Today, users can define service requests by themselves, which accelerates the development of services, which had become easier and faster to create with no need to send requirements to the central IT system team. SOA provides users with an on-demand system with software that can adapt to human processes while helping to reduce redundancy in systems.

SOA allows user to reuse software, providing flexibility and extensibility and is designed for use in the software-as-a-service model. Poonlarb sees this market as continuing to grow and said it was a useful concept for developers, users and for an organisation.

According to a Forrester Research report on the IT management Service market, SaaS now contributes 1% of this $18 billion market and this would increase to 10% in 2013. He suggested that SOA and SaaS were emerging technologies that Thai software developers could adopt in order to capture new opportunities because everyone would start at same level, unlike packaged software that were already dominated by big players.

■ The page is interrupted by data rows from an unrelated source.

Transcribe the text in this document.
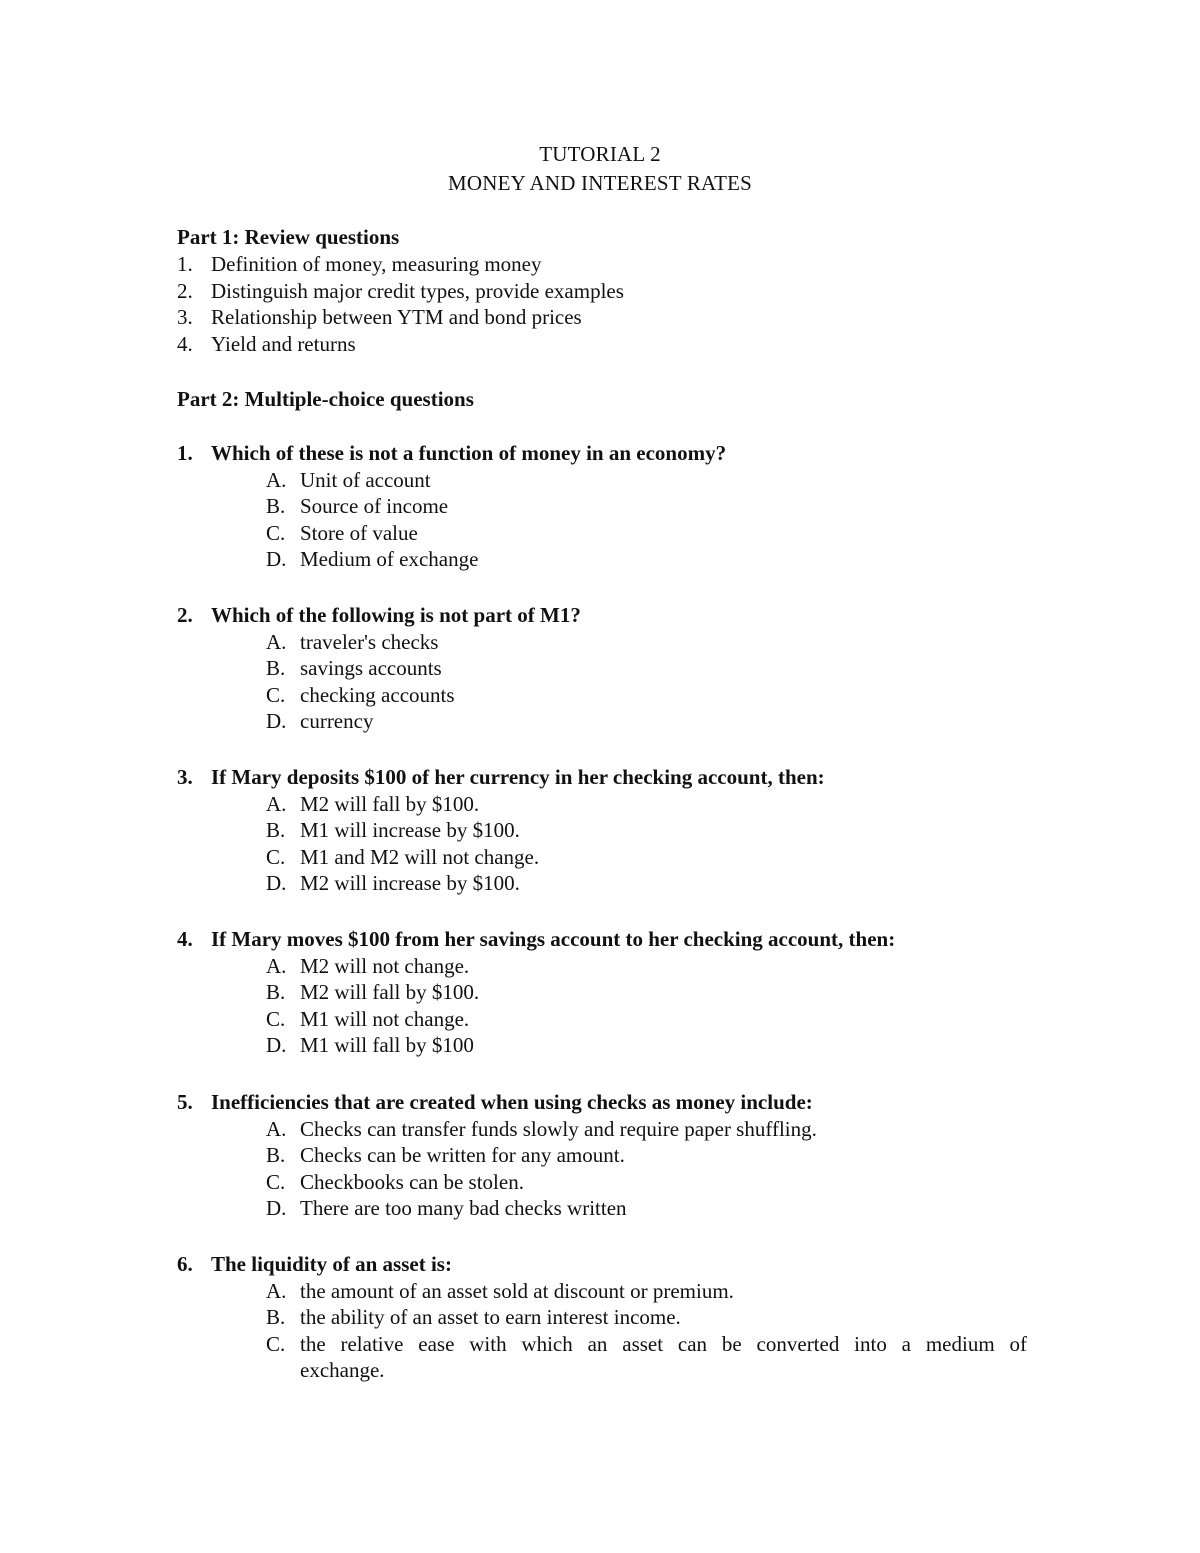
TUTORIAL 2
MONEY AND INTEREST RATES
Part 1: Review questions
1. Definition of money, measuring money
2. Distinguish major credit types, provide examples
3. Relationship between YTM and bond prices
4. Yield and returns
Part 2: Multiple-choice questions
1. Which of these is not a function of money in an economy?
A. Unit of account
B. Source of income
C. Store of value
D. Medium of exchange
2. Which of the following is not part of M1?
A. traveler's checks
B. savings accounts
C. checking accounts
D. currency
3. If Mary deposits $100 of her currency in her checking account, then:
A. M2 will fall by $100.
B. M1 will increase by $100.
C. M1 and M2 will not change.
D. M2 will increase by $100.
4. If Mary moves $100 from her savings account to her checking account, then:
A. M2 will not change.
B. M2 will fall by $100.
C. M1 will not change.
D. M1 will fall by $100
5. Inefficiencies that are created when using checks as money include:
A. Checks can transfer funds slowly and require paper shuffling.
B. Checks can be written for any amount.
C. Checkbooks can be stolen.
D. There are too many bad checks written
6. The liquidity of an asset is:
A. the amount of an asset sold at discount or premium.
B. the ability of an asset to earn interest income.
C. the relative ease with which an asset can be converted into a medium of exchange.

In addition, CP already uses Web 2.0 technology such as blogs and web boards, and it was easy to use a system that allowed users to build or change their own system as well as increasing communications efficiencies between users in various ways. He noted that weakest point of Thai developers with Web 2.0 was they were mostly at the design or configuring the user interface level, while those in other countries were more advanced, allowing users to design or configure databases, business logic in addition to the interface.

''We learned that if we want to use such new technologies we had to use business process management (BPM), which involves procedures and workflow in the organisation because it enables IT to be applied more easily, is more agile and serves business change,'' Poonlarb said.

He added that BPM would become more attractive at the global level, and especially in Thailand, because corporate management trends included total quality assurance, new standards like ISO 26000 for corporate social responsibility, and new tools such as Lean, Six Sigma, Kaizen as well as a demand for use SOA and SaaS in business.

''Today's economic crisis is the driving force for IT to respond as fast as business needs in order to survive in a highly-competitive world,'' he said.